Aus für Maskenpflicht und Impfnachweis Premier Johnson hebt Coronaschutzmaßnahmen auf

Die Abgeordneten wollten ihn wegen seiner Lockdownpartys grillen. Doch der britische Premier Johnson nutzte die Bühne im Parlament – und kündigte das baldige Ende der Coronabeschränkungen in Großbritannien an.
Premier Boris Johnson im Parlament

Premier Boris Johnson im Parlament

Foto: - / AFP

Der britische Premier Boris Johnson steht nach Lockdownpartys mächtig unter Druck. Doch eine Aussprache im britischen Parlament nutzte Johnson nun, um großzügig vorher verhängte Coronamaßnahmen zu streichen. Die Menschen in Großbritannien müssten ab Donnerstag kommender Woche keine Masken mehr tragen, verkündete Johnson. Die Maskenpflicht in den Schulen werde bereits zum morgigen Donnerstag gestrichen.

In Großbritannien soll ab Ende kommender Woche nicht mehr »Plan B«, sondern nur noch »Plan A« gelten – also eine weitestgehende Aufhebung von Coronabeschränkungen. Auch das Arbeiten von zu Hause erklärte Johnson damit für beendet. Wer wolle, dürfe nun wieder ins Büro. Auch das Vorzeigen von Impfnachweisen werde überflüssig.
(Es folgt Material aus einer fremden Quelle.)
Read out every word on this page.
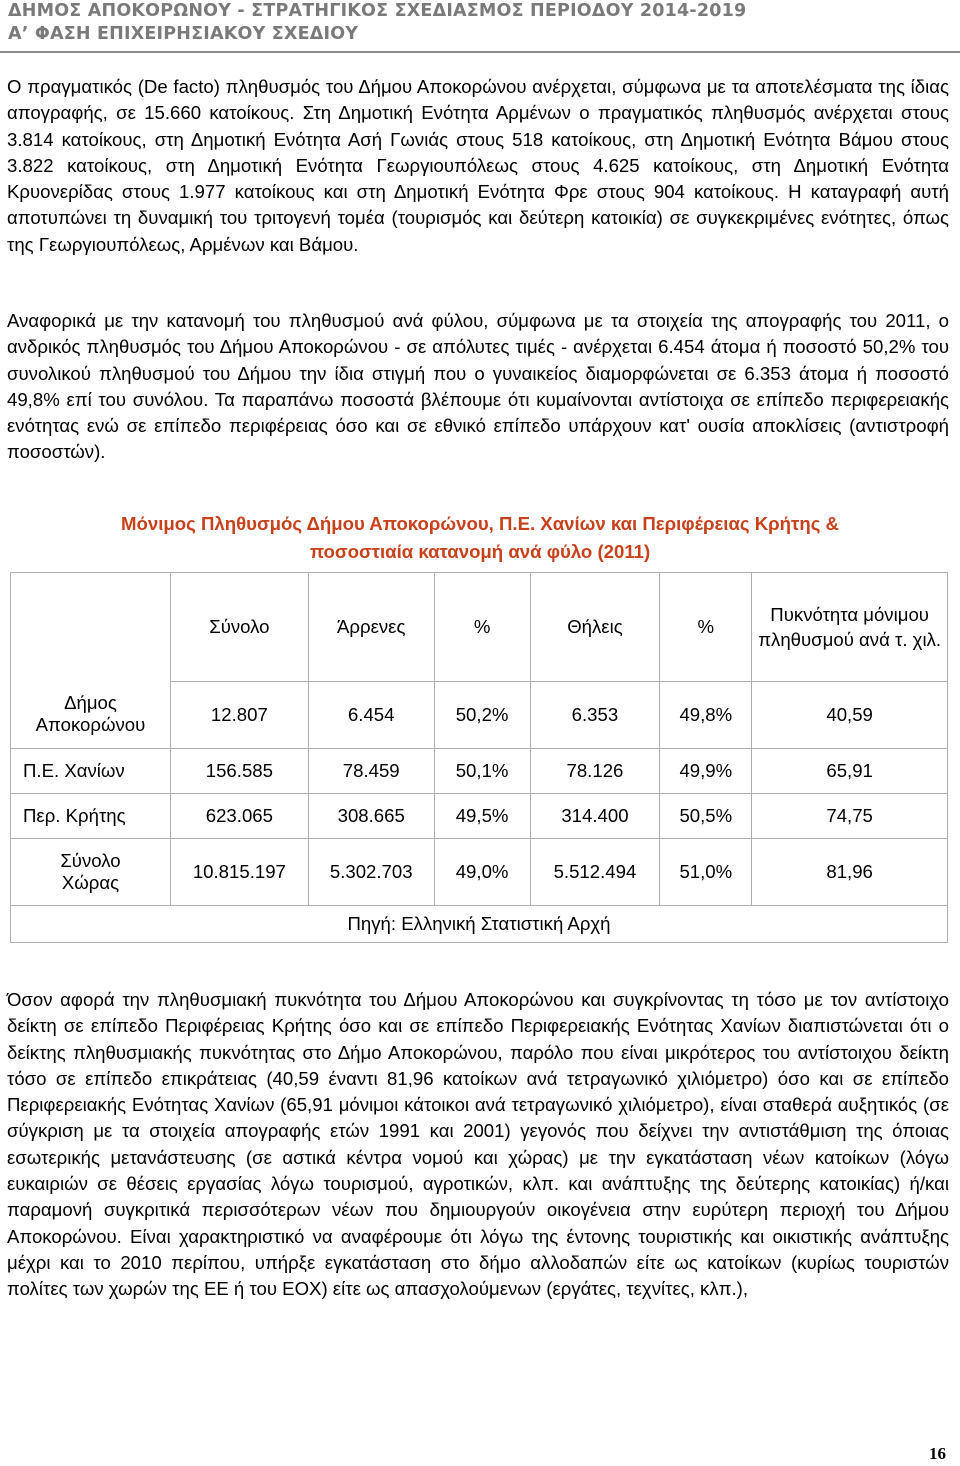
ΔΗΜΟΣ ΑΠΟΚΟΡΩΝΟΥ - ΣΤΡΑΤΗΓΙΚΟΣ ΣΧΕΔΙΑΣΜΟΣ ΠΕΡΙΟΔΟΥ 2014-2019
Α’ ΦΑΣΗ ΕΠΙΧΕΙΡΗΣΙΑΚΟΥ ΣΧΕΔΙΟΥ
Ο πραγματικός (De facto) πληθυσμός του Δήμου Αποκορώνου ανέρχεται, σύμφωνα με τα αποτελέσματα της ίδιας απογραφής, σε 15.660 κατοίκους. Στη Δημοτική Ενότητα Αρμένων ο πραγματικός πληθυσμός ανέρχεται στους 3.814 κατοίκους, στη Δημοτική Ενότητα Ασή Γωνιάς στους 518 κατοίκους, στη Δημοτική Ενότητα Βάμου στους 3.822 κατοίκους, στη Δημοτική Ενότητα Γεωργιουπόλεως στους 4.625 κατοίκους, στη Δημοτική Ενότητα Κρυονερίδας στους 1.977 κατοίκους και στη Δημοτική Ενότητα Φρε στους 904 κατοίκους. Η καταγραφή αυτή αποτυπώνει τη δυναμική του τριτογενή τομέα (τουρισμός και δεύτερη κατοικία) σε συγκεκριμένες ενότητες, όπως της Γεωργιουπόλεως, Αρμένων και Βάμου.
Αναφορικά με την κατανομή του πληθυσμού ανά φύλου, σύμφωνα με τα στοιχεία της απογραφής του 2011, ο ανδρικός πληθυσμός του Δήμου Αποκορώνου - σε απόλυτες τιμές - ανέρχεται 6.454 άτομα ή ποσοστό 50,2% του συνολικού πληθυσμού του Δήμου την ίδια στιγμή που ο γυναικείος διαμορφώνεται σε 6.353 άτομα ή ποσοστό 49,8% επί του συνόλου. Τα παραπάνω ποσοστά βλέπουμε ότι κυμαίνονται αντίστοιχα σε επίπεδο περιφερειακής ενότητας ενώ σε επίπεδο περιφέρειας όσο και σε εθνικό επίπεδο υπάρχουν κατ' ουσία αποκλίσεις (αντιστροφή ποσοστών).
Μόνιμος Πληθυσμός Δήμου Αποκορώνου, Π.Ε. Χανίων και Περιφέρειας Κρήτης &
ποσοστιαία κατανομή ανά φύλο (2011)
	Σύνολο	Άρρενες	%	Θήλεις	%	Πυκνότητα μόνιμου πληθυσμού ανά τ. χιλ.
Δήμος Αποκορώνου	12.807	6.454	50,2%	6.353	49,8%	40,59
Π.Ε. Χανίων	156.585	78.459	50,1%	78.126	49,9%	65,91
Περ. Κρήτης	623.065	308.665	49,5%	314.400	50,5%	74,75
Σύνολο Χώρας	10.815.197	5.302.703	49,0%	5.512.494	51,0%	81,96
Πηγή: Ελληνική Στατιστική Αρχή						
Όσον αφορά την πληθυσμιακή πυκνότητα του Δήμου Αποκορώνου και συγκρίνοντας τη τόσο με τον αντίστοιχο δείκτη σε επίπεδο Περιφέρειας Κρήτης όσο και σε επίπεδο Περιφερειακής Ενότητας Χανίων διαπιστώνεται ότι ο δείκτης πληθυσμιακής πυκνότητας στο Δήμο Αποκορώνου, παρόλο που είναι μικρότερος του αντίστοιχου δείκτη τόσο σε επίπεδο επικράτειας (40,59 έναντι 81,96 κατοίκων ανά τετραγωνικό χιλιόμετρο) όσο και σε επίπεδο Περιφερειακής Ενότητας Χανίων (65,91 μόνιμοι κάτοικοι ανά τετραγωνικό χιλιόμετρο), είναι σταθερά αυξητικός (σε σύγκριση με τα στοιχεία απογραφής ετών 1991 και 2001) γεγονός που δείχνει την αντιστάθμιση της όποιας εσωτερικής μετανάστευσης (σε αστικά κέντρα νομού και χώρας) με την εγκατάσταση νέων κατοίκων (λόγω ευκαιριών σε θέσεις εργασίας λόγω τουρισμού, αγροτικών, κλπ. και ανάπτυξης της δεύτερης κατοικίας) ή/και παραμονή συγκριτικά περισσότερων νέων που δημιουργούν οικογένεια στην ευρύτερη περιοχή του Δήμου Αποκορώνου. Είναι χαρακτηριστικό να αναφέρουμε ότι λόγω της έντονης τουριστικής και οικιστικής ανάπτυξης μέχρι και το 2010 περίπου, υπήρξε εγκατάσταση στο δήμο αλλοδαπών είτε ως κατοίκων (κυρίως τουριστών πολίτες των χωρών της ΕΕ ή του ΕΟΧ) είτε ως απασχολούμενων (εργάτες, τεχνίτες, κλπ.),
16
Bereits im vergangenen Juli hatte Johnson einen »Freedom Day« und die Aufhebung beinahe aller Schutzmaßnahmen ausgelobt. Zu dem Zeitpunkt lag die Impfquote im Land noch nicht hoch genug, eine gravierende neue Coronawelle brachte die Kliniken im Land ab Herbst an den Rand des Zusammenbruchs.

Nun regte Johnson an, dass auch Quarantäneregeln für Infizierte bald beendet werden könnten, nannte dazu aber noch keinen Zeitplan. Das Aus der meisten aktuellen Maßnahmen begründete er mit einem »willkommenen Rückgang« der täglichen Infektionszahlen.

Im Dezember war Großbritannien als eines der ersten Länder in Europa von der Omikron-Welle überrollt worden. Anfang Januar lag die Sieben-Tage-Inzidenz beinahe bei 2000 Infizierten auf 100.000 Einwohnerinnen und Einwohner. Laut Statistikamt war bald jeder Zehnte auf der Insel mit Corona infiziert, Kliniken riefen den Notstand aus.

Ablenken von »Partygate«

Nun zeichnet sich bei der Zahl der Krankenhauseinweisungen ein Abwärtstrend ab. Auch die Welle der Neuinfektionen ist wieder abgeflaut. Trotzdem liegen sie noch immer auf einem vergleichsweise hohen Niveau: Am Dienstag wurden rund 94.400 Neuinfektionen in dem Land mit etwa 67 Millionen Einwohnern gemeldet.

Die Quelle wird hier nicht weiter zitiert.